Relativ selten wird indes über die Frage gestritten, ob aus Sicht des Anfechtungsgegners überhaupt eine für diesen erkennbare Rechtshandlung des Insolvenzschuldners vorlag.
Der BGH hat jetzt nochmals seine Sicht der Dinge hierzu klargestellt; er nimmt an, einer Drittzahlung liege in der Regel eine Rechtshandlung des Insolvenzschuldners zugrunde. Hiervon müsse der Anfechtungsgegner, als Zahlungsempfänger, im Regelfall ausgehen. Der Anfechtungsgegner kann sich also nicht darauf berufen, er habe angenommen, der Dritte sei ohne äußere Veranlassung durch den Insolvenzschuldner von sich aus tätig geworden, habe ohne rechtliche Verpflichtung gegenüber dem Insolvenzschuldner gezahlt (sog. „Anweisung auf Kredit“) bzw. habe dem Insolvenzschuldner unentgeltlich etwas zuwenden wollen.

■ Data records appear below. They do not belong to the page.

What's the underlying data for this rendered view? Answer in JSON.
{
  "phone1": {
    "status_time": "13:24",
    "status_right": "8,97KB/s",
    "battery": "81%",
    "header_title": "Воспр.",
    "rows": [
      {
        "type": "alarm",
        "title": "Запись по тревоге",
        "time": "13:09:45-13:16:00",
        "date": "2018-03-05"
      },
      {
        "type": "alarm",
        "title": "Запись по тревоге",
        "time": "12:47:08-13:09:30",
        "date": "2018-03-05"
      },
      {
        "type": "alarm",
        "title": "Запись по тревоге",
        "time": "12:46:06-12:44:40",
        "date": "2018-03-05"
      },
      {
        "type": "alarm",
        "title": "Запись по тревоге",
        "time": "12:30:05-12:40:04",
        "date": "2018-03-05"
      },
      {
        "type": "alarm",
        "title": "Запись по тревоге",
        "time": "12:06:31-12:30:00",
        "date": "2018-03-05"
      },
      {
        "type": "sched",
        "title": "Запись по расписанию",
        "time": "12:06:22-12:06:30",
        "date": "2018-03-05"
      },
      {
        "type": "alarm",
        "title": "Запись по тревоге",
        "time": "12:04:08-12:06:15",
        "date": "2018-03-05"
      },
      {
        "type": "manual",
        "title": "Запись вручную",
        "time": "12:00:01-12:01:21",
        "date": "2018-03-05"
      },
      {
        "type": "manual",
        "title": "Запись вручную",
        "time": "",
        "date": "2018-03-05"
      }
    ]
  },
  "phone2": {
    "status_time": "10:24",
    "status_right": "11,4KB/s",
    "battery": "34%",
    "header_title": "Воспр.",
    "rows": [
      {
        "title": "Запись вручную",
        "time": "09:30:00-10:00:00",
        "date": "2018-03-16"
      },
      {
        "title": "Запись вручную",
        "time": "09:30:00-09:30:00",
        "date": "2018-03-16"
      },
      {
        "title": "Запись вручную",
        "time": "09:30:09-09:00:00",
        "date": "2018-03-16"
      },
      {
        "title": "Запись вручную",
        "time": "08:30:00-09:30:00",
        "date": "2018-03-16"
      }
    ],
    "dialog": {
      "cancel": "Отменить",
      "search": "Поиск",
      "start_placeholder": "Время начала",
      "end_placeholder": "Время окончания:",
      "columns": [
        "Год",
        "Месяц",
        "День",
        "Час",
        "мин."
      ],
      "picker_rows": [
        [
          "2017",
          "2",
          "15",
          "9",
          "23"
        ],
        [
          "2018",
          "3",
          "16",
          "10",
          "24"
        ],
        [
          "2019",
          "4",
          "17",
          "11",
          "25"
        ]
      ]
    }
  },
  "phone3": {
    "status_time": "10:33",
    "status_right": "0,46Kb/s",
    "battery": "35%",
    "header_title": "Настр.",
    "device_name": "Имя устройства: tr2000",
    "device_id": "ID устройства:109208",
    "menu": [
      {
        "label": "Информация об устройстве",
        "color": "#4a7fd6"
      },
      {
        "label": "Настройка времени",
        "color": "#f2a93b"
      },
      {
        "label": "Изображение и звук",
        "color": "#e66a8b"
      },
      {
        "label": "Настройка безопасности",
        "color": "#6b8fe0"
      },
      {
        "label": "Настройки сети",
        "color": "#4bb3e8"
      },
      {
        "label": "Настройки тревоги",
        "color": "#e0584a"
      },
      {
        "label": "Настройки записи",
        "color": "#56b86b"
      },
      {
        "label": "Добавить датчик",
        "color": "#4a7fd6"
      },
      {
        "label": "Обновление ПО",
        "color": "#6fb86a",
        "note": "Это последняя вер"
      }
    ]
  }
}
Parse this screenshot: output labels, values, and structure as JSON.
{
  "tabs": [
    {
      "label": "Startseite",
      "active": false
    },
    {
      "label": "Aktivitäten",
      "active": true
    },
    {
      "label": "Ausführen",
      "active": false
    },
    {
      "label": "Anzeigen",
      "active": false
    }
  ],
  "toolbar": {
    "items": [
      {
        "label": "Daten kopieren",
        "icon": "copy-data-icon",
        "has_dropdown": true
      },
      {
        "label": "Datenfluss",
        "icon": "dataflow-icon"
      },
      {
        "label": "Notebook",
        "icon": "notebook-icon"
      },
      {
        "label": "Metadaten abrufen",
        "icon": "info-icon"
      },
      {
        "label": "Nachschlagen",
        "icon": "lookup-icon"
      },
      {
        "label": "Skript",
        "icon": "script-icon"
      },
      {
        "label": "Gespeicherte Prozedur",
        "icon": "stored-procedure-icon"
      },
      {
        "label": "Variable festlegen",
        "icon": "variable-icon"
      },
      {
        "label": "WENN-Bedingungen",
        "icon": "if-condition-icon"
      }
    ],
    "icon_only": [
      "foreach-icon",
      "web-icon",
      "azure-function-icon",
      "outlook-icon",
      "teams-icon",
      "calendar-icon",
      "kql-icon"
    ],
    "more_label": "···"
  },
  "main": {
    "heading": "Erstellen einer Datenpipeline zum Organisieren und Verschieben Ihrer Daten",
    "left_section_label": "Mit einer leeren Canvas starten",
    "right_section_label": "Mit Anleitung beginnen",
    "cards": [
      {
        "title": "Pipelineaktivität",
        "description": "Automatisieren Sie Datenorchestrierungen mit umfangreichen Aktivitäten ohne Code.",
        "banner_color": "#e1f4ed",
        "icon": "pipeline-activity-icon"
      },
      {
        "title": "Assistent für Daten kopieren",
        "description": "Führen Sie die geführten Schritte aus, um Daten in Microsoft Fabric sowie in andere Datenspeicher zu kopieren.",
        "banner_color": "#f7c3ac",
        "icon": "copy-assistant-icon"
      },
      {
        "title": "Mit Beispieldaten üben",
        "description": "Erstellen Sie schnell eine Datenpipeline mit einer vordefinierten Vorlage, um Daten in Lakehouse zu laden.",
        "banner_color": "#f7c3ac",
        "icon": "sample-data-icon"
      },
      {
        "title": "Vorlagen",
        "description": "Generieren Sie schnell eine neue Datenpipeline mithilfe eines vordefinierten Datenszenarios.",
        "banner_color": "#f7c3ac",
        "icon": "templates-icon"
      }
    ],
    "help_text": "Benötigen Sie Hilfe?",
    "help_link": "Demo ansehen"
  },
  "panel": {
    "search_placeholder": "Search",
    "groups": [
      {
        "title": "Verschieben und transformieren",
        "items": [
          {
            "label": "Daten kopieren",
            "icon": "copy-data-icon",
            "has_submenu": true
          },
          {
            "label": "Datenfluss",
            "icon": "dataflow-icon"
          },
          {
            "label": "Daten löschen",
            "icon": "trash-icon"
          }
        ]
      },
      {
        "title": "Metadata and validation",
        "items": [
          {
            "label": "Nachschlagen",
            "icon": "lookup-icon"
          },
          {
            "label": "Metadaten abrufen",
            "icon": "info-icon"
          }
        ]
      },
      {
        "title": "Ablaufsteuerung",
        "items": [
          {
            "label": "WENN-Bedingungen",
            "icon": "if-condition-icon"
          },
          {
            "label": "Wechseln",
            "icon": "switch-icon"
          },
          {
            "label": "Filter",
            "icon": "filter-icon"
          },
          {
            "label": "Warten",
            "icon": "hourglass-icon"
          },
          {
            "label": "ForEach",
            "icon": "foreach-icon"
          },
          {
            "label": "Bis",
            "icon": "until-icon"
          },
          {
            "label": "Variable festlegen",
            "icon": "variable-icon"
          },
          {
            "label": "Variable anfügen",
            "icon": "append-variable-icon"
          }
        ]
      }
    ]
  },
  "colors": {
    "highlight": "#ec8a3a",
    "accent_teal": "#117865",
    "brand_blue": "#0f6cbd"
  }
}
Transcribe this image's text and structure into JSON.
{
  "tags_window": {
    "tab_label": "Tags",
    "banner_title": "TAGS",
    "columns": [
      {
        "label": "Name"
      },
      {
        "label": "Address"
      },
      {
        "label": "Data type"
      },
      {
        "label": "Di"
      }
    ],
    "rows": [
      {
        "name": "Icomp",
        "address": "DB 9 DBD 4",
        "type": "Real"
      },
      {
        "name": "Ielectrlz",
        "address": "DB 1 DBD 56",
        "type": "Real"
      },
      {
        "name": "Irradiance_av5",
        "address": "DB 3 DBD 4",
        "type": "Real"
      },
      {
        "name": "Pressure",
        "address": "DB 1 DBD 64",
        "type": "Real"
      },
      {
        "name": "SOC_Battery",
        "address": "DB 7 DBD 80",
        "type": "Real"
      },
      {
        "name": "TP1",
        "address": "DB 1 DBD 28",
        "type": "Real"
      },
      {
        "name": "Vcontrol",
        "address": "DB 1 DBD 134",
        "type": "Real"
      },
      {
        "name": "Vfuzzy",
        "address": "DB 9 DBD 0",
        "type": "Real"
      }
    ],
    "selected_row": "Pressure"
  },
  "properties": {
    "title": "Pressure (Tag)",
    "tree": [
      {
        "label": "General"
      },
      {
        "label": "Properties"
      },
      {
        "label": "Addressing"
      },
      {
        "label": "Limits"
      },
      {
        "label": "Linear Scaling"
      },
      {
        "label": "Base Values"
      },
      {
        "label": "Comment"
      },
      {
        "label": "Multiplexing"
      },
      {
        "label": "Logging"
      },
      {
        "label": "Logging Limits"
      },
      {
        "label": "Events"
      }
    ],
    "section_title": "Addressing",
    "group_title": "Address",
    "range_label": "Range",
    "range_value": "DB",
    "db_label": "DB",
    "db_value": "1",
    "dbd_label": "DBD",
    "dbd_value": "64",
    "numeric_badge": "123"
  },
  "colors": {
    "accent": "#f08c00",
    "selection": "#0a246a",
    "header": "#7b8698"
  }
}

Denn derartige Fallkonstellationen sind atypisch und selten und können von dem Anfechtungsgegner vernünftigerweise nicht pauschal unterstellt werden.
Wie die Sachlage in Fällen der Zwangsvollstreckung (etwa bei Zahlung eines Dritten als Drittsicherungsgebers auf die besicherte Schuld des Insolvenzschuldners) oder aber im Fall mehrfacher Verpflichtungsgründe (vorliegend einerseits Bürgschaft des Dritten gegenüber dem Finanzamt einerseits sowie Kaufvertrag zwischen Insolvenzschuldner und Drittem und abgekürzter Zahlungsweg andererseits) darstellt, ist hingegen eine Frage des jeweiligen Einzelfalles.